How to Know When Your Teen Needs Professional Help
If your teen has experienced any of these issues, it’s important to talk to them about what they’ve been going through. They might not realize just how serious these problems are, so having someone who knows what to look out for will help them understand where they stand.
Is It Just Normal Teen Behavior?
If you think your child has a mental health issue, it’s important to talk to them about it. Some issues are temporary; others aren’t. But if they don’t feel comfortable talking to you, they might not be able to tell anyone else either.
What should teens expect as they enter into counseling?
Teens should expect to be asked many questions about some behavioral issues that may be going on at home or at school. Many therapists are genuine, empathetic, and deeply care for their client’s health. Adolescents may be hesitant to engage with the therapist, because rightly so, they don’t know or trust them right off the bat.
How often do teens go to counseling?
Depending on the health of the adolescent, some teenagers may need to be seen once or even twice a week, while others may be seen bi-monthly or monthly.
What are specific types of therapy for teens?

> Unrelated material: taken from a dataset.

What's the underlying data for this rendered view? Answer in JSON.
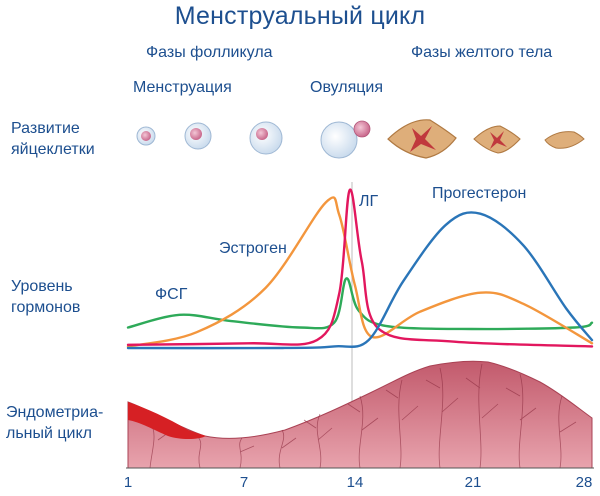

There are many types of counseling that are used specifically with teenagers. Some of the most common are:
- Cognitive-behavioral therapy (CBT)
- Dialectical behavior therapy (DBT)
- Family therapy
- Group therapy
- Interpersonal therapy
- Virtual therapy or Online therapy sessions
- Individual therapy
How do you choose the best mental health professional for your teen?
Some of the best factors to look for in an individual who is working with teens is the counselors:
- Experience Working With Teens
- Proper Credentials
- Therapeutic Approach
- Personality and Rapport
Generally, how long will my teen be in therapy?

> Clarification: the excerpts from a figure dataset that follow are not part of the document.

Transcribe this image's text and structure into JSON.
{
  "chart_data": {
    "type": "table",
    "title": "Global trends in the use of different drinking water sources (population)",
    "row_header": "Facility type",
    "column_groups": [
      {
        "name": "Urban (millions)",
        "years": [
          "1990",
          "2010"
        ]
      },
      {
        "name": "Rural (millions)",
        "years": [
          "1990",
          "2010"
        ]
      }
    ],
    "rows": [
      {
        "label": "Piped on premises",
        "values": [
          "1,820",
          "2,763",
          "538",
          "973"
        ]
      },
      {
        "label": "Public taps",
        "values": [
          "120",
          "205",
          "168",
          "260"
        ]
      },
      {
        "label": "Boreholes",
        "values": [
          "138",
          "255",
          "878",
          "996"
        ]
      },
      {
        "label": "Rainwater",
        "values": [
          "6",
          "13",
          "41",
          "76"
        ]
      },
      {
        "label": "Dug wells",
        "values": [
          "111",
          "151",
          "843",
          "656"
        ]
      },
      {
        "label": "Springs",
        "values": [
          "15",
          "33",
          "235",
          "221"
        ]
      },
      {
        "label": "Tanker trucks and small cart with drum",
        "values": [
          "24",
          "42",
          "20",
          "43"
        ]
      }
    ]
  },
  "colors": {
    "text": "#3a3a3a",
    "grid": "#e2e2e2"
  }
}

Truly, it depends on the presenting concern that the teen came to counseling for. If it is related to problems with stress or anxiousness, the therapy may be brief. Yet, if there are self-harm behaviors, suicidal ideation, substance abuse problems, or other related issues that need extensive therapy, it may range from a few months to a few years.
What is the difference between a school counselor and a professional private counselor?
One of the major differences is the workplace setting in that the counselor resides. School counselors typically partner with parents, teachers, and coaches to help the teenager achieve educational success through the school system. A professional private counselor who does not work in the school works with the adolescents in a similar fashion yet is not as interconnected within the unit of a school environment as a school counselor is.
A note about minors using online counseling
If you’re concerned about your child’s safety or privacy, we recommend that they not use online counseling services. There are many risks associated with this type of service, including identity theft, cyberbullying, and inappropriate contact with strangers.